The shoes at the Papagallo shop. She only bought them on sale back then. Her dresses were short, her body was thin, she was tall. Her hair was a kind of gilded chestnut. The eyes which looked out then were a hazel green, and mostly, well, mostly not too made up. Mostly beautiful. They looked into his and saw someone that no one else had seen before.

He could be spent. He could be drunk in and used up and spent, all in one delicious gaze as she became aware of him. She now cannot remember how they first met. Oh, she knew the place, the year, the season, but not the moment. Wait, was it that Mrs. Petruseka that introduced them? She knew him. Yes, she was playing match maker. He must have expressed an interest in her. He must have asked to be introduced. 

Just a little shop girl in for the summer. Working on a typewriter. Barely knowing where the keys were. That was her. She was terrible at it. He was in a suit. He looked short, and thin, but something about him was captivating. He was in his own way handsome. He worked in Antique Silver. His department worked under the same man whose office she worked in.
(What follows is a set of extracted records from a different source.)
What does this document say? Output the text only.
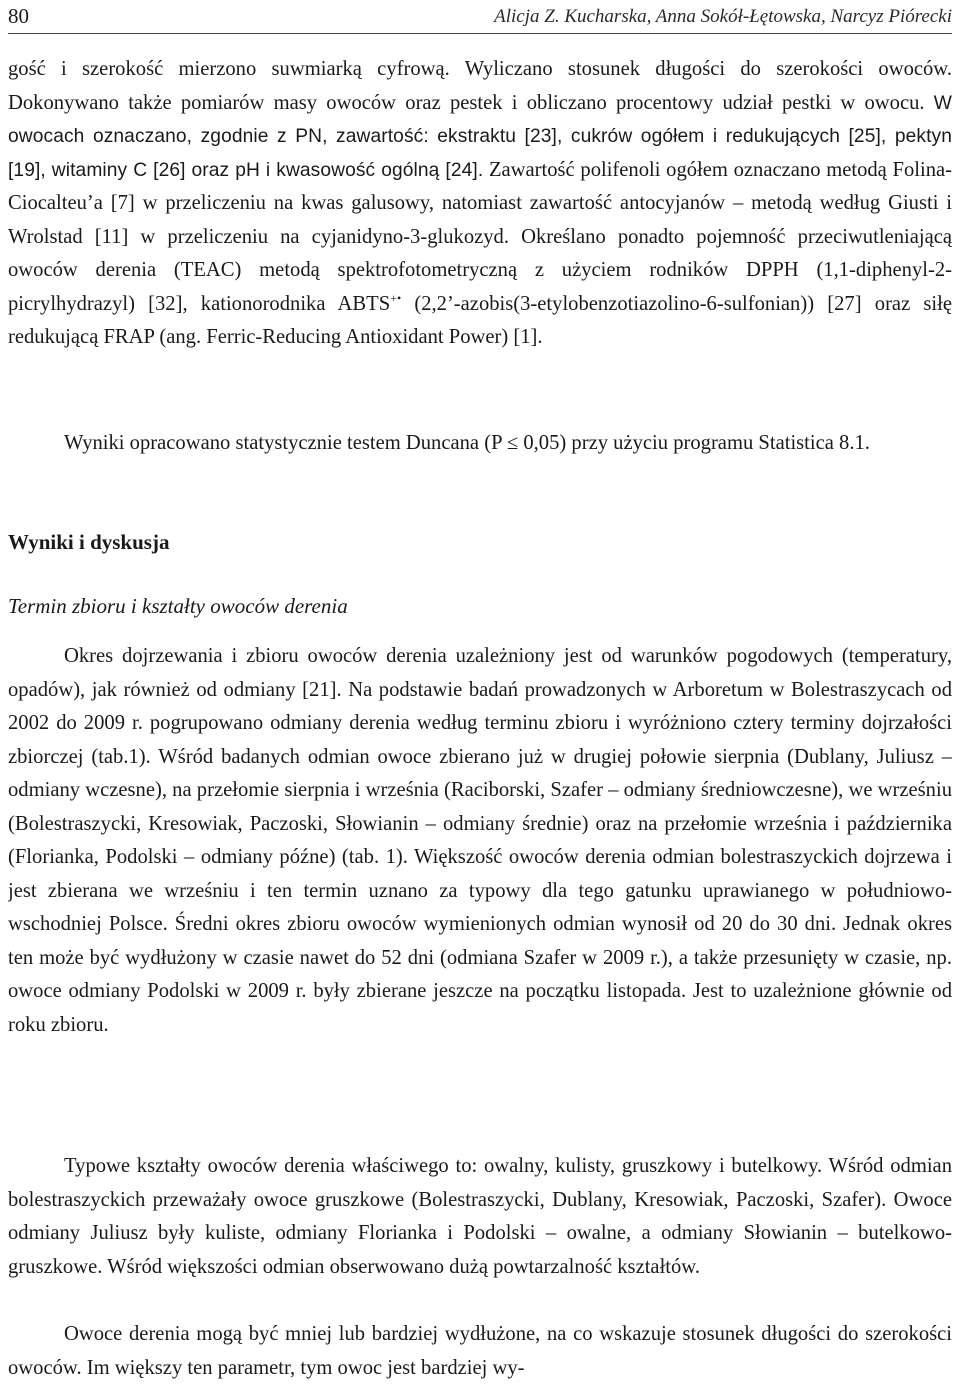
80	Alicja Z. Kucharska, Anna Sokół-Łętowska, Narcyz Piórecki

gość i szerokość mierzono suwmiarką cyfrową. Wyliczano stosunek długości do szerokości owoców. Dokonywano także pomiarów masy owoców oraz pestek i obliczano procentowy udział pestki w owocu. W owocach oznaczano, zgodnie z PN, zawartość: ekstraktu [23], cukrów ogółem i redukujących [25], pektyn [19], witaminy C [26] oraz pH i kwasowość ogólną [24]. Zawartość polifenoli ogółem oznaczano metodą Folina-Ciocalteu’a [7] w przeliczeniu na kwas galusowy, natomiast zawartość antocyjanów – metodą według Giusti i Wrolstad [11] w przeliczeniu na cyjanidyno-3-glukozyd. Określano ponadto pojemność przeciwutleniającą owoców derenia (TEAC) metodą spektrofotometryczną z użyciem rodników DPPH (1,1-diphenyl-2-picrylhydrazyl) [32], kationorodnika ABTS+• (2,2’-azobis(3-etylobenzotiazolino-6-sulfonian)) [27] oraz siłę redukującą FRAP (ang. Ferric-Reducing Antioxidant Power) [1].

Wyniki opracowano statystycznie testem Duncana (P ≤ 0,05) przy użyciu programu Statistica 8.1.

Wyniki i dyskusja
Termin zbioru i kształty owoców derenia

Okres dojrzewania i zbioru owoców derenia uzależniony jest od warunków pogodowych (temperatury, opadów), jak również od odmiany [21]. Na podstawie badań prowadzonych w Arboretum w Bolestraszycach od 2002 do 2009 r. pogrupowano odmiany derenia według terminu zbioru i wyróżniono cztery terminy dojrzałości zbiorczej (tab.1). Wśród badanych odmian owoce zbierano już w drugiej połowie sierpnia (Dublany, Juliusz – odmiany wczesne), na przełomie sierpnia i września (Raciborski, Szafer – odmiany średniowczesne), we wrześniu (Bolestraszycki, Kresowiak, Paczoski, Słowianin – odmiany średnie) oraz na przełomie września i października (Florianka, Podolski – odmiany późne) (tab. 1). Większość owoców derenia odmian bolestraszyckich dojrzewa i jest zbierana we wrześniu i ten termin uznano za typowy dla tego gatunku uprawianego w południowo-wschodniej Polsce. Średni okres zbioru owoców wymienionych odmian wynosił od 20 do 30 dni. Jednak okres ten może być wydłużony w czasie nawet do 52 dni (odmiana Szafer w 2009 r.), a także przesunięty w czasie, np. owoce odmiany Podolski w 2009 r. były zbierane jeszcze na początku listopada. Jest to uzależnione głównie od roku zbioru.

Typowe kształty owoców derenia właściwego to: owalny, kulisty, gruszkowy i butelkowy. Wśród odmian bolestraszyckich przeważały owoce gruszkowe (Bolestraszycki, Dublany, Kresowiak, Paczoski, Szafer). Owoce odmiany Juliusz były kuliste, odmiany Florianka i Podolski – owalne, a odmiany Słowianin – butelkowo-gruszkowe. Wśród większości odmian obserwowano dużą powtarzalność kształtów.

Owoce derenia mogą być mniej lub bardziej wydłużone, na co wskazuje stosunek długości do szerokości owoców. Im większy ten parametr, tym owoc jest bardziej wy-
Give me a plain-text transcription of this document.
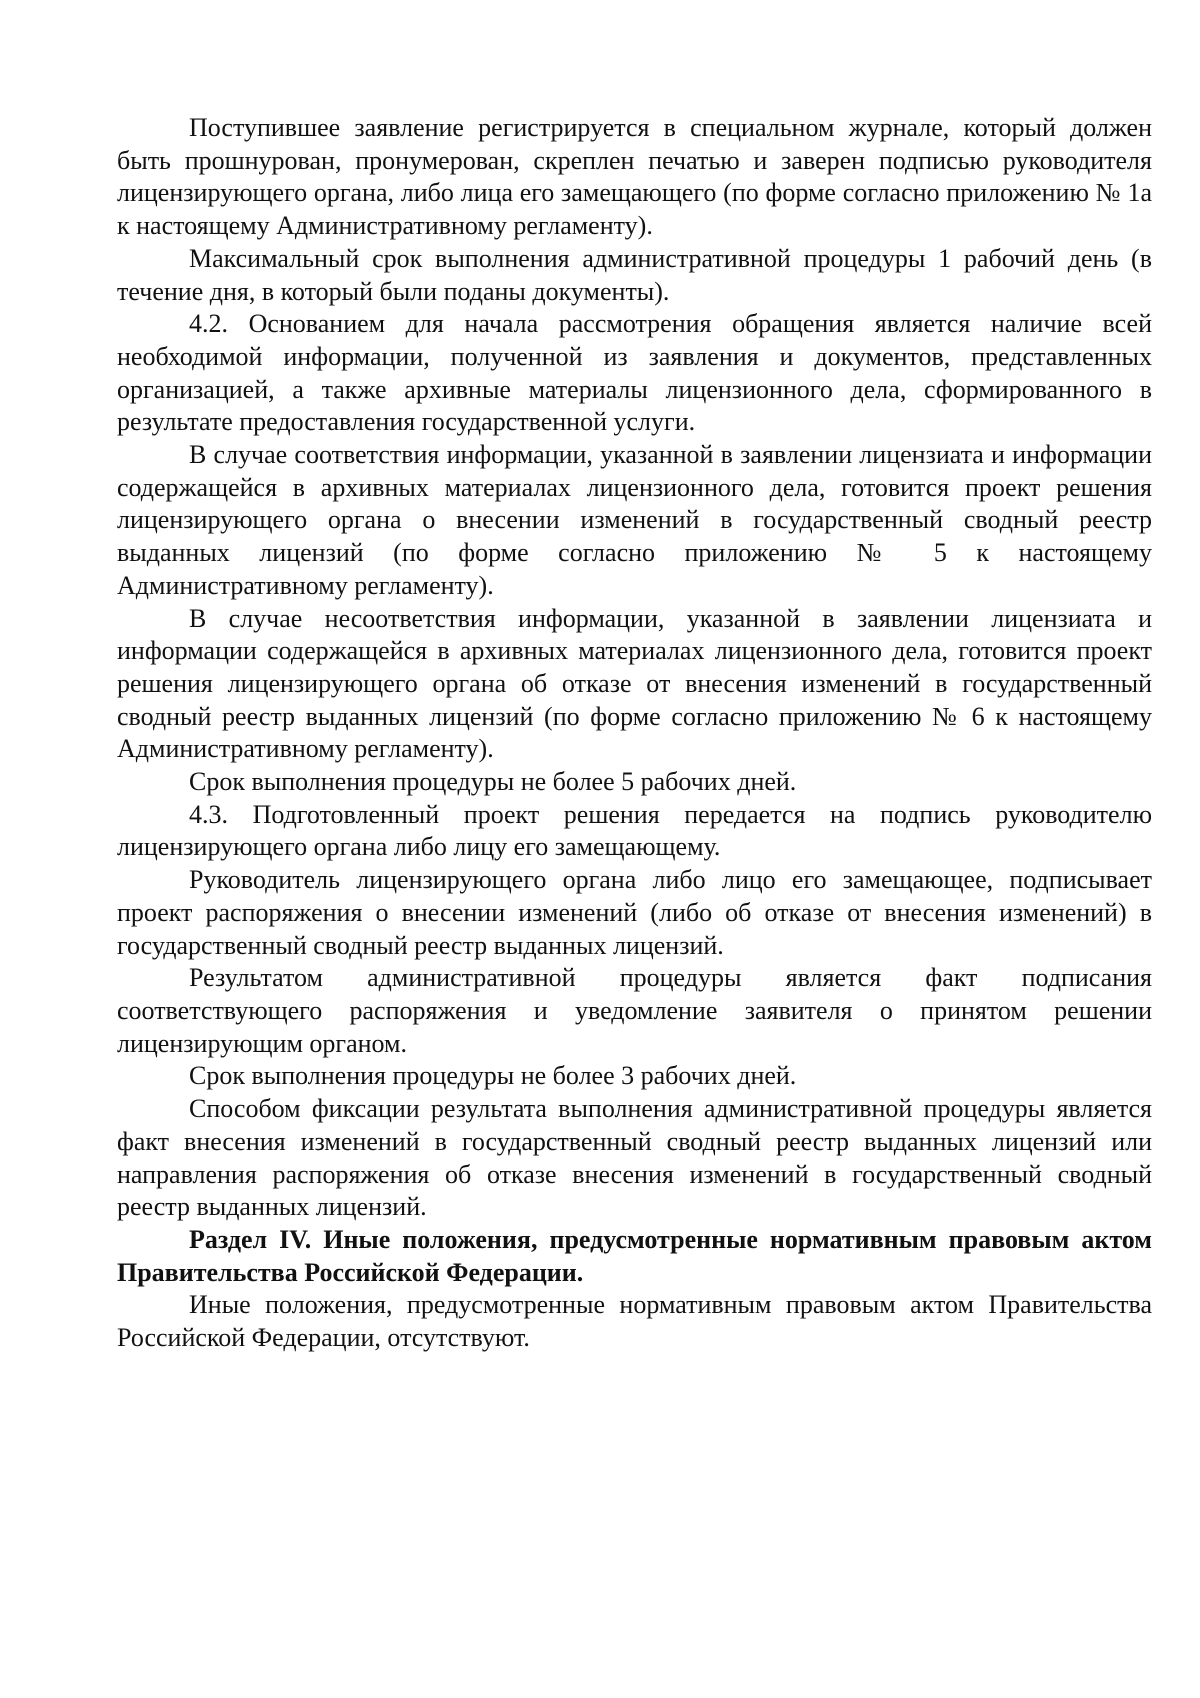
Поступившее заявление регистрируется в специальном журнале, который должен быть прошнурован, пронумерован, скреплен печатью и заверен подписью руководителя лицензирующего органа, либо лица его замещающего (по форме согласно приложению № 1а к настоящему Административному регламенту).

Максимальный срок выполнения административной процедуры 1 рабочий день (в течение дня, в который были поданы документы).

4.2. Основанием для начала рассмотрения обращения является наличие всей необходимой информации, полученной из заявления и документов, представленных организацией, а также архивные материалы лицензионного дела, сформированного в результате предоставления государственной услуги.

В случае соответствия информации, указанной в заявлении лицензиата и информации содержащейся в архивных материалах лицензионного дела, готовится проект решения лицензирующего органа о внесении изменений в государственный сводный реестр выданных лицензий (по форме согласно приложению № 5 к настоящему Административному регламенту).

В случае несоответствия информации, указанной в заявлении лицензиата и информации содержащейся в архивных материалах лицензионного дела, готовится проект решения лицензирующего органа об отказе от внесения изменений в государственный сводный реестр выданных лицензий (по форме согласно приложению № 6 к настоящему Административному регламенту).

Срок выполнения процедуры не более 5 рабочих дней.

4.3. Подготовленный проект решения передается на подпись руководителю лицензирующего органа либо лицу его замещающему.

Руководитель лицензирующего органа либо лицо его замещающее, подписывает проект распоряжения о внесении изменений (либо об отказе от внесения изменений) в государственный сводный реестр выданных лицензий.

Результатом административной процедуры является факт подписания соответствующего распоряжения и уведомление заявителя о принятом решении лицензирующим органом.

Срок выполнения процедуры не более 3 рабочих дней.

Способом фиксации результата выполнения административной процедуры является факт внесения изменений в государственный сводный реестр выданных лицензий или направления распоряжения об отказе внесения изменений в государственный сводный реестр выданных лицензий.

Раздел IV. Иные положения, предусмотренные нормативным правовым актом Правительства Российской Федерации.

Иные положения, предусмотренные нормативным правовым актом Правительства Российской Федерации, отсутствуют.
That is somehow, how they met. In a musty old department store that once heralded the era of elegant ladies who shopped, dined and sent their packages home. They were riding the tail of the comet, in a few years the place would not be recognizable and in a few decades it would be completely gone. Gone, just like the shadow of this young man and this young woman, about to embark on the most wonderful adventure of first love.

 She could remember it if she slept. If she laid down her head and conjured the dreams, it would play out for her like a movie. She would remember the first kiss by Rodin's the Thinker, a small, secluded pond. Just the right spot for the most romantic kiss recorded in this world. It was the one where dewdrops left the most  interesting glow, to light the way under the leaning tree. Where the hedges hid them for a single moment in time, that was never to be repeated again.

A first kiss with meaning and passion met equally. Not the french kiss trial on the speech bus with a boy on the team. Not an experiment. No, the first kiss, a contract almost, to begin something very meaningful.

Closing her eyes, she laid back. Gone were the age spots on her hands, gone the body of a matron, gone the silver hair, gone the demeanor of an aged woman, in its place the her of long ago, the shop girl.